We did a prospective comparative study of the functional outcomes in patients after ACL reconstruction by hamstring graft which was fixed using aperture fixation with bio interference screws and suspensory fixation with endobutton at the femur. Both the groups were fixed using a bioabsorbable screw at the tibia. Functional assessment was done on the basis of Tegner Lysholm score at 1, 3, 6, 12, and 24 months. The group fixed using the endobutton fixation (group II) had better results at the end of 2 years in terms of instant stability of the graft and functional outcome. The study results were statistically significant. However, a larger population study for a longer period of follow-up is recommended. We continue the study to evaluate the longer-term outcome in these patients.

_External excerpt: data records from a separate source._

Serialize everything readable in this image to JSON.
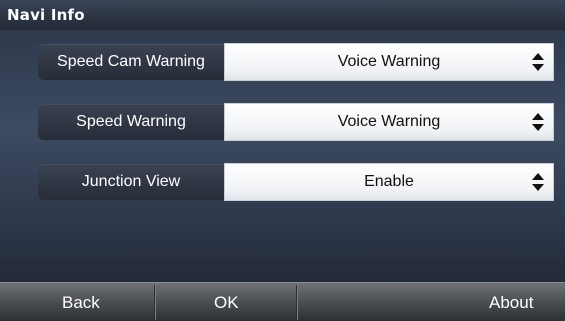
{
  "title": "Navi Info",
  "settings": [
    {
      "label": "Speed Cam Warning",
      "value": "Voice Warning"
    },
    {
      "label": "Speed Warning",
      "value": "Voice Warning"
    },
    {
      "label": "Junction View",
      "value": "Enable"
    }
  ],
  "footer": {
    "back": "Back",
    "ok": "OK",
    "about": "About"
  },
  "icons": {
    "stepper": "up-down-arrows-icon"
  }
}
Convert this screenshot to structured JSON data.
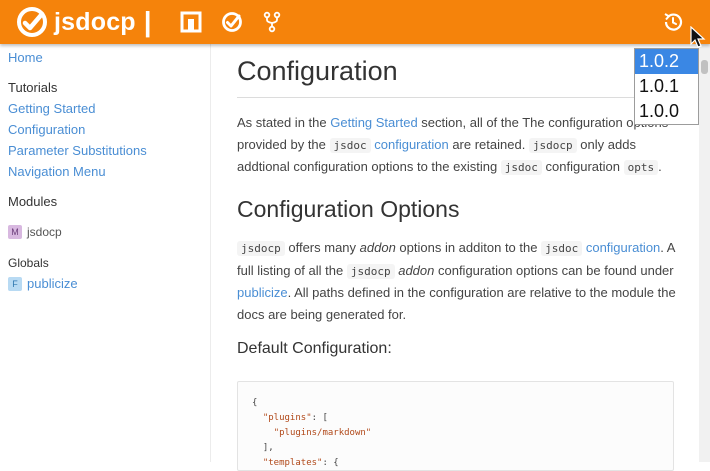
{
  "header": {
    "brand": "jsdocp",
    "separator": "|",
    "icons": [
      "jsdocp-logo-icon",
      "module-icon",
      "check-circle-icon",
      "fork-icon",
      "history-icon"
    ]
  },
  "versions": {
    "options": [
      "1.0.2",
      "1.0.1",
      "1.0.0"
    ],
    "selected": "1.0.2"
  },
  "sidebar": {
    "home": "Home",
    "tutorials_heading": "Tutorials",
    "tutorials": [
      "Getting Started",
      "Configuration",
      "Parameter Substitutions",
      "Navigation Menu"
    ],
    "modules_heading": "Modules",
    "modules": [
      {
        "badge": "M",
        "label": "jsdocp"
      }
    ],
    "globals_heading": "Globals",
    "globals": [
      {
        "badge": "F",
        "label": "publicize"
      }
    ]
  },
  "main": {
    "title": "Configuration",
    "intro": {
      "t1": "As stated in the ",
      "link1": "Getting Started",
      "t2": " section, all of the The configuration options provided by the ",
      "code1": "jsdoc",
      "link2": "configuration",
      "t3": " are retained. ",
      "code2": "jsdocp",
      "t4": " only adds addtional configuration options to the existing ",
      "code3": "jsdoc",
      "t5": " configuration ",
      "code4": "opts",
      "t6": "."
    },
    "options_title": "Configuration Options",
    "options_para": {
      "code1": "jsdocp",
      "t1": " offers many ",
      "em1": "addon",
      "t2": " options in additon to the ",
      "code2": "jsdoc",
      "link1": "configuration",
      "t3": ". A full listing of all the ",
      "code3": "jsdocp",
      "em2": "addon",
      "t4": " configuration options can be found under ",
      "link2": "publicize",
      "t5": ". All paths defined in the configuration are relative to the module the docs are being generated for."
    },
    "default_title": "Default Configuration:",
    "code_lines": [
      "{",
      "  \"plugins\": [",
      "    \"plugins/markdown\"",
      "  ],",
      "  \"templates\": {"
    ]
  },
  "colors": {
    "header": "#f5830b",
    "link": "#4a8ed4",
    "selected": "#3a87e4"
  }
}
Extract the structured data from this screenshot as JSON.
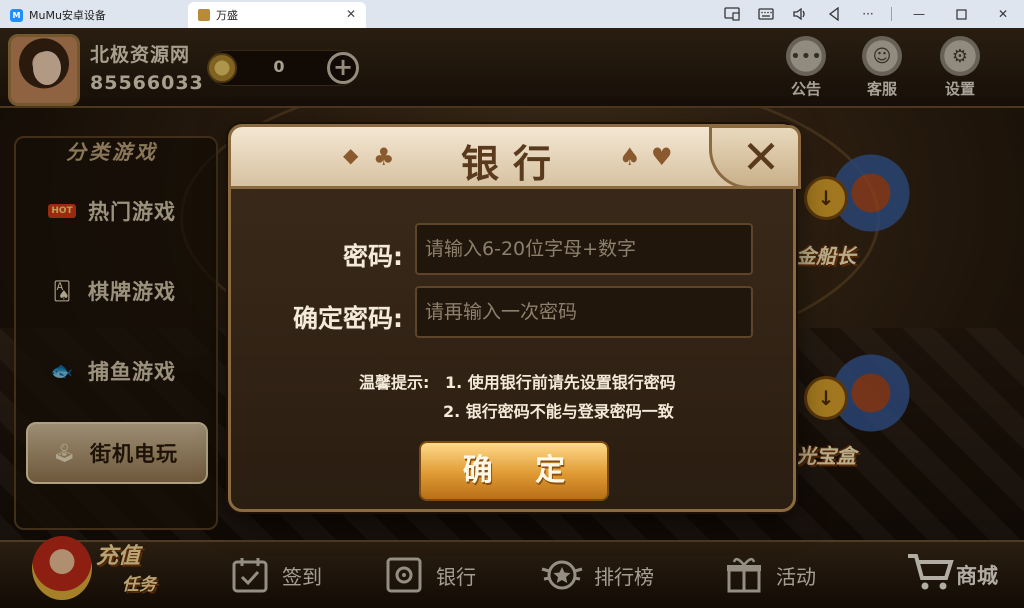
{
  "window": {
    "tabs": [
      {
        "label": "MuMu安卓设备",
        "icon": "mumu-logo"
      },
      {
        "label": "万盛",
        "icon": "game-logo",
        "active": true
      }
    ],
    "controls": [
      "screenshot-icon",
      "keyboard-icon",
      "volume-icon",
      "back-icon",
      "more-icon",
      "minimize-icon",
      "maximize-icon",
      "close-icon"
    ]
  },
  "player": {
    "name": "北极资源网",
    "id": "85566033",
    "coins": "0"
  },
  "top_buttons": [
    {
      "label": "公告",
      "icon": "chat-bubble-icon"
    },
    {
      "label": "客服",
      "icon": "support-face-icon"
    },
    {
      "label": "设置",
      "icon": "gear-icon"
    }
  ],
  "categories": {
    "title": "分类游戏",
    "items": [
      {
        "label": "热门游戏",
        "icon": "hot-icon",
        "active": false
      },
      {
        "label": "棋牌游戏",
        "icon": "cards-icon",
        "active": false
      },
      {
        "label": "捕鱼游戏",
        "icon": "fish-icon",
        "active": false
      },
      {
        "label": "街机电玩",
        "icon": "arcade-icon",
        "active": true
      }
    ]
  },
  "game_cards": [
    {
      "label": "金船长"
    },
    {
      "label": "光宝盒"
    }
  ],
  "bottom_bar": {
    "recharge": {
      "line1": "充值",
      "line2": "任务"
    },
    "items": [
      {
        "label": "签到",
        "icon": "calendar-check-icon"
      },
      {
        "label": "银行",
        "icon": "safe-icon"
      },
      {
        "label": "排行榜",
        "icon": "rank-badge-icon"
      },
      {
        "label": "活动",
        "icon": "gift-icon"
      }
    ],
    "shop": "商城"
  },
  "bank_dialog": {
    "title": "银行",
    "password_label": "密码:",
    "password_placeholder": "请输入6-20位字母+数字",
    "confirm_label": "确定密码:",
    "confirm_placeholder": "请再输入一次密码",
    "tip_prefix": "温馨提示:",
    "tip_1": "1. 使用银行前请先设置银行密码",
    "tip_2": "2. 银行密码不能与登录密码一致",
    "confirm_button": "确 定"
  },
  "colors": {
    "accent_gold": "#e09a33",
    "panel_brown": "#3c2b1b",
    "header_cream": "#f4e7d2"
  }
}
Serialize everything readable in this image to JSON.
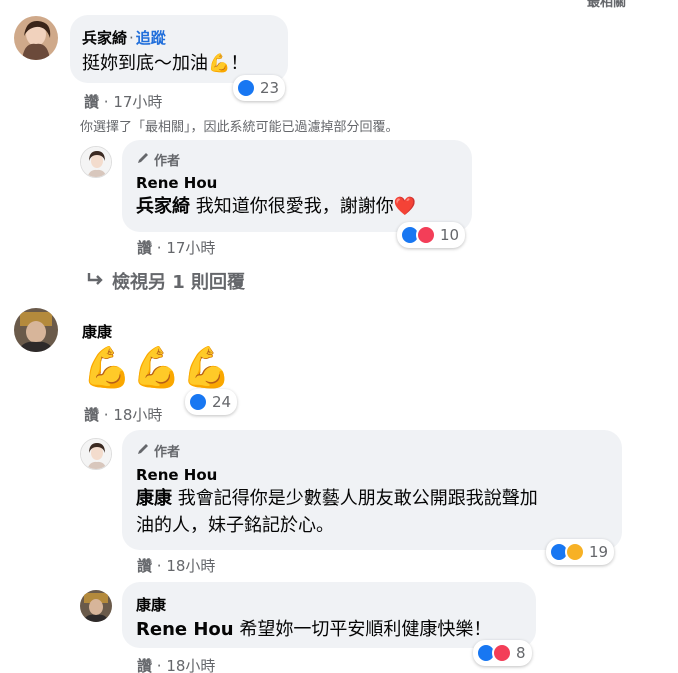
{
  "top_cut_text": "最相關",
  "comments": {
    "c1": {
      "name": "兵家綺",
      "separator": "·",
      "follow": "追蹤",
      "text": "挺妳到底～加油💪！",
      "reaction_count": "23",
      "like": "讚",
      "time": "17小時",
      "filter_note": "你選擇了「最相關」，因此系統可能已過濾掉部分回覆。"
    },
    "r1": {
      "badge": "作者",
      "name": "Rene Hou",
      "mention": "兵家綺",
      "text": " 我知道你很愛我，謝謝你❤️",
      "reaction_count": "10",
      "like": "讚",
      "time": "17小時"
    },
    "view_more": "檢視另 1 則回覆",
    "c2": {
      "name": "康康",
      "text": "💪💪💪",
      "reaction_count": "24",
      "like": "讚",
      "time": "18小時"
    },
    "r2": {
      "badge": "作者",
      "name": "Rene Hou",
      "mention": "康康",
      "text_line1": " 我會記得你是少數藝人朋友敢公開跟我說聲加",
      "text_line2": "油的人，妹子銘記於心。",
      "reaction_count": "19",
      "like": "讚",
      "time": "18小時"
    },
    "r3": {
      "name": "康康",
      "mention": "Rene Hou",
      "text": " 希望妳一切平安順利健康快樂！",
      "reaction_count": "8",
      "like": "讚",
      "time": "18小時"
    }
  },
  "colors": {
    "bubble": "#f0f2f5",
    "like": "#1877f2",
    "love": "#f33e58",
    "care": "#f7b125",
    "meta": "#65676b",
    "follow": "#216fdb"
  },
  "icons": [
    "avatar-bing-icon",
    "avatar-rene-icon",
    "avatar-kangkang-icon",
    "pen-icon",
    "like-icon",
    "love-icon",
    "care-icon",
    "reply-arrow-icon"
  ]
}
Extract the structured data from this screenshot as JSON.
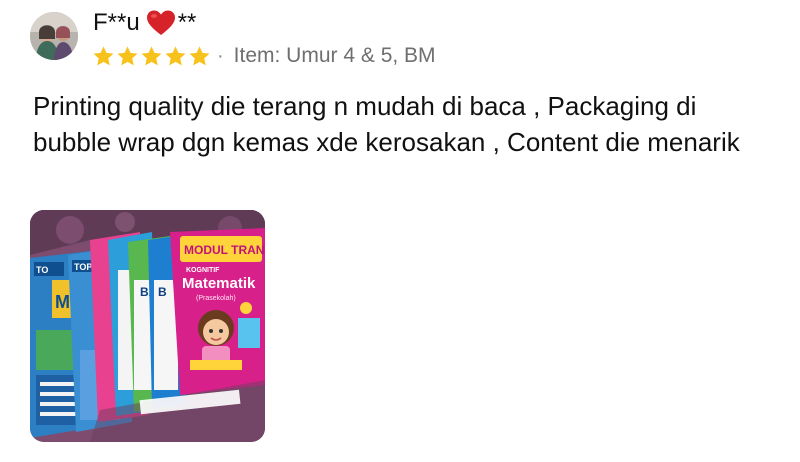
{
  "review": {
    "username_left": "F**u",
    "username_right": "**",
    "rating": 5,
    "rating_max": 5,
    "meta_separator": "·",
    "item_variant": "Item: Umur 4 & 5, BM",
    "text": "Printing quality die terang n mudah di baca , Packaging di bubble wrap dgn kemas xde kerosakan , Content die menarik",
    "colors": {
      "star": "#f7c21c",
      "heart": "#d6232a",
      "meta_text": "#6f6f6f"
    },
    "photo": {
      "description_icon": "product-photo",
      "book_titles": {
        "front_title": "Matematik",
        "front_subtitle": "(Prasekolah)",
        "front_header": "MODUL TRANSISI",
        "front_badge": "KOGNITIF",
        "spine_labels": [
          "BA",
          "B"
        ],
        "left_labels": [
          "TO",
          "TOP",
          "M"
        ]
      }
    }
  }
}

In our study, we have used bio interference screw and endobutton as fixation methods in ACL reconstruction. Both modes are associated with improved function and satisfaction of patients as indicated by Tegner Lysholm score and anterior drawer test after surgery. We compared the scores at the end of 1 year, patients in Group 2 did significantly better (P = 0.0278). The same trend followed at the end of the 2 year follow-up, with patients in Group 2 having a better score which was statistically significant (P = 0.0185). The study has some limitations of the study like a smaller sample size, consisting of 28 patients, and a relatively shorter duration of study of 2 years.